When asked her own personal experiences with #MeToo, Lohan told The Times, “I don’t really have anything to say. I can’t speak on something I didn’t live, right? Look, I am very supportive of women. Everyone goes through their own experiences in their own ways.”

She didn’t stop there, though. “If it happens at that moment, you discuss it at that moment,” she said of sexual misconduct. “You make it a real thing by making it a police report. I’m going to really hate myself for saying this, but I think by women speaking against all these things, it makes them look weak when they are very strong women. You have these girls who come out, who don’t even know who they are, who do it for the attention. That is taking away from the fact that it happened.”

In reality, it’s comments like these that are distracting from the overall goal of #MeToo: to eliminate sexual misconduct through exposing it, and to provide resources for women who have experienced it.

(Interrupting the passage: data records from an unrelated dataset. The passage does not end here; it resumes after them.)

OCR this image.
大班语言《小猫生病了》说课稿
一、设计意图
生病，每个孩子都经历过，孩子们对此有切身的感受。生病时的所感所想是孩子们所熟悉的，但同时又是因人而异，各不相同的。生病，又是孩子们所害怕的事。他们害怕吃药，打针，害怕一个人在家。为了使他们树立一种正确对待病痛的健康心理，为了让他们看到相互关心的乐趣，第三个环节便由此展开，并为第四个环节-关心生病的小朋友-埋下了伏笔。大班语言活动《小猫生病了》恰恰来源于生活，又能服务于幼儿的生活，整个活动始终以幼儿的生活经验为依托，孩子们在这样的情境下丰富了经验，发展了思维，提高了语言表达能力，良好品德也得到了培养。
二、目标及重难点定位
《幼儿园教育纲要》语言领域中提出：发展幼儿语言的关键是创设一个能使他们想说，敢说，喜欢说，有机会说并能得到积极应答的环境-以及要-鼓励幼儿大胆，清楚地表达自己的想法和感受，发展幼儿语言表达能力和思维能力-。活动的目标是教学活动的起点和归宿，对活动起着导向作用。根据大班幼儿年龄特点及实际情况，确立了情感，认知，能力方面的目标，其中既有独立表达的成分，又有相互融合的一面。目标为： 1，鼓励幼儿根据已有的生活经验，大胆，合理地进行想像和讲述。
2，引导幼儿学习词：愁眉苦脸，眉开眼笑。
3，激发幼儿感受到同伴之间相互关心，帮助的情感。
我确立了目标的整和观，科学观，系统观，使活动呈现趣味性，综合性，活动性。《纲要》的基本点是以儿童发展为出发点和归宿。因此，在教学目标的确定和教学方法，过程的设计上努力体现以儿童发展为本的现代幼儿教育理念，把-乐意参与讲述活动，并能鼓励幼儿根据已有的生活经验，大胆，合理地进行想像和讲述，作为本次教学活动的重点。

Lohan’s earlier defense of her comments about Weinstein looked back to the abuse that she experienced. In October, the actress wrote on Instagram, “Whatever anyone says, I am FOR #womenempowerment as if most women in America cared how I was abused by my ex fiancé.

She was referring to Egor Tarabasov, who she broke off her engagement with after photos and videos surfaced showing the pair in a violent fight with Lohan subsequently claiming that he “strangled” her and “almost killed” her, as The Daily Beast noted. “Not one person stood up for me while he was abusing me,” she continued on Instagram, before later deleting the post, as the Huffington Post reported. “You could only imagine what it feels like to come out as a #strongwoman BUT, acknowledge this, we all make our own choices and wake up in our own beds in the morning. I prefer to go to my home and wake up alone.”

Lohan recently shared with W that the reason she’s currently living in Dubai is for the female solidarity. “It’s a very big place for female activists,” she said. “Women have a very strong community. It’s a whole different world, which is really cool. It’s a place you think women don’t have as much of a right to be themselves, but they actually have more than you’d imagine.”

Hopefully by the time her upcoming reality show debuts, Lohan will have a more enlightened perspective than these comments suggest.